Sublime unreleased Ron Geesin score to one of the most important and controversial films in British cinema history. Features Bridget St John.

Standard black vinyl (750 Copies) with sleeve art taken from the 1971 film poster.

Side One is the score for Sunday Bloody Sunday, the controversial 1971 drama directed by John Schlesinger. Starring Peter Finch, Glenda Jackson and Murray Head, it tells the story of an open love triangle between a gay Jewish doctor, a divorced woman and a bisexual young male artist who makes glass fountains. Daniel Day Lewis also makes his uncredited screen debut as a yobbo scratching up posh cars. The films significance at the time of release lay in the depiction of a mature gay man who was both successful, well adjusted and at peace with his sexuality.

The music on Side Two comes from two different sources: tracks one to four are from the 1985 Channel Four documentary about Viv Richards. Simply called “Viv” it was directed by Greg Lanning, with words and narration by Darcus Howe. It was (and still is) a fascinating film recounting Richards’ rise from young talented Antiguan to global cricket superstar. It also explored the long history of West Indian players through the English game. Howe later recalled how seeing Viv Richards walking out to bat at the Oval (just down the road from where Howe lived in Brixton) without a helmet on no matter how fast the bowler was – and wearing his Rasta sweatbands of gold, green and red, was inspirational. The documentary was later re-titled ‘Viv Richards – King Of Cricket’ for the video market, and let’s face it, that’s a more commercial title. I’d strongly recommend trying to track it down to spend an hour or so in the company of Viv and Darcus. As I write this it’s still up on a popular online streaming site for free.

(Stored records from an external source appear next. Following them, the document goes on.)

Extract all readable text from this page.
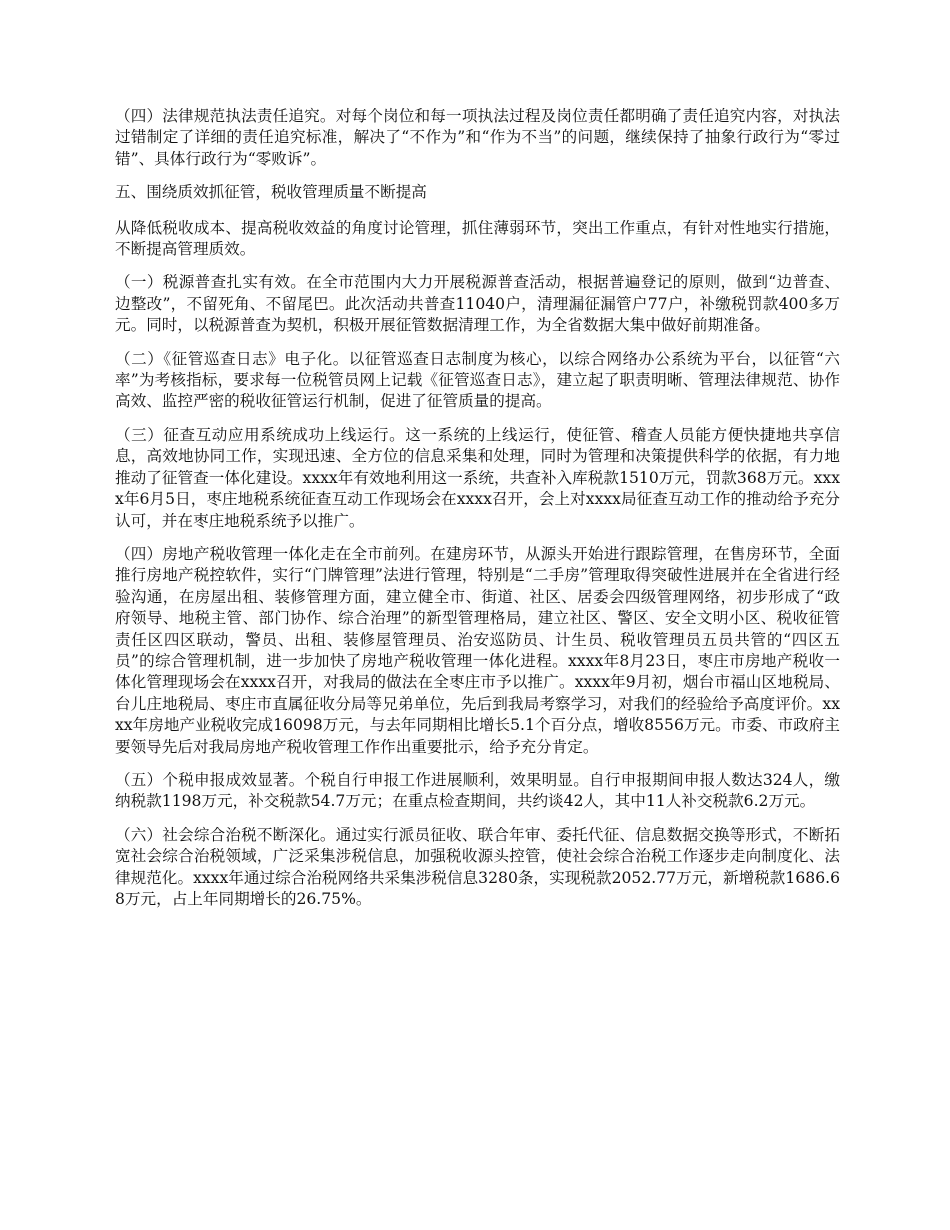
（四）法律规范执法责任追究。对每个岗位和每一项执法过程及岗位责任都明确了责任追究内容，对执法过错制定了详细的责任追究标准，解决了“不作为”和“作为不当”的问题，继续保持了抽象行政行为“零过错”、具体行政行为“零败诉”。

五、围绕质效抓征管，税收管理质量不断提高

从降低税收成本、提高税收效益的角度讨论管理，抓住薄弱环节，突出工作重点，有针对性地实行措施，不断提高管理质效。

（一）税源普查扎实有效。在全市范围内大力开展税源普查活动，根据普遍登记的原则，做到“边普查、边整改”，不留死角、不留尾巴。此次活动共普查11040户，清理漏征漏管户77户，补缴税罚款400多万元。同时，以税源普查为契机，积极开展征管数据清理工作，为全省数据大集中做好前期准备。

（二）《征管巡查日志》电子化。以征管巡查日志制度为核心，以综合网络办公系统为平台，以征管“六率”为考核指标，要求每一位税管员网上记载《征管巡查日志》，建立起了职责明晰、管理法律规范、协作高效、监控严密的税收征管运行机制，促进了征管质量的提高。

（三）征查互动应用系统成功上线运行。这一系统的上线运行，使征管、稽查人员能方便快捷地共享信息，高效地协同工作，实现迅速、全方位的信息采集和处理，同时为管理和决策提供科学的依据，有力地推动了征管查一体化建设。xxxx年有效地利用这一系统，共查补入库税款1510万元，罚款368万元。xxxx年6月5日，枣庄地税系统征查互动工作现场会在xxxx召开，会上对xxxx局征查互动工作的推动给予充分认可，并在枣庄地税系统予以推广。

（四）房地产税收管理一体化走在全市前列。在建房环节，从源头开始进行跟踪管理，在售房环节，全面推行房地产税控软件，实行“门牌管理”法进行管理，特别是“二手房”管理取得突破性进展并在全省进行经验沟通，在房屋出租、装修管理方面，建立健全市、街道、社区、居委会四级管理网络，初步形成了“政府领导、地税主管、部门协作、综合治理”的新型管理格局，建立社区、警区、安全文明小区、税收征管责任区四区联动，警员、出租、装修屋管理员、治安巡防员、计生员、税收管理员五员共管的“四区五员”的综合管理机制，进一步加快了房地产税收管理一体化进程。xxxx年8月23日，枣庄市房地产税收一体化管理现场会在xxxx召开，对我局的做法在全枣庄市予以推广。xxxx年9月初，烟台市福山区地税局、台儿庄地税局、枣庄市直属征收分局等兄弟单位，先后到我局考察学习，对我们的经验给予高度评价。xxxx年房地产业税收完成16098万元，与去年同期相比增长5.1个百分点，增收8556万元。市委、市政府主要领导先后对我局房地产税收管理工作作出重要批示，给予充分肯定。

（五）个税申报成效显著。个税自行申报工作进展顺利，效果明显。自行申报期间申报人数达324人，缴纳税款1198万元，补交税款54.7万元；在重点检查期间，共约谈42人，其中11人补交税款6.2万元。

（六）社会综合治税不断深化。通过实行派员征收、联合年审、委托代征、信息数据交换等形式，不断拓宽社会综合治税领域，广泛采集涉税信息，加强税收源头控管，使社会综合治税工作逐步走向制度化、法律规范化。xxxx年通过综合治税网络共采集涉税信息3280条，实现税款2052.77万元，新增税款1686.68万元，占上年同期增长的26.75%。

The last six cues of Side Two are from a 1970 BBC Omnibus film ‘Shapes In A Wilderness’.

Directed by Tristram Powell this was a documentary about the importance and influence of art therapy in mental hospitals, tracing its origins from a painting hut in a wartime military hospital to its successful and widespread incorporation in institutions. It featured fascinating medical insights, disturbing imagery and Ron’s finely tuned accompaniment. On its original transmission John Schlesinger saw it and was heard to say “I must have that composer for my new film!”. And he got his way.

The music just confirms the fact that Ron Geesin is one of the most underrated, inventive and versatile composers (and musicians) we have.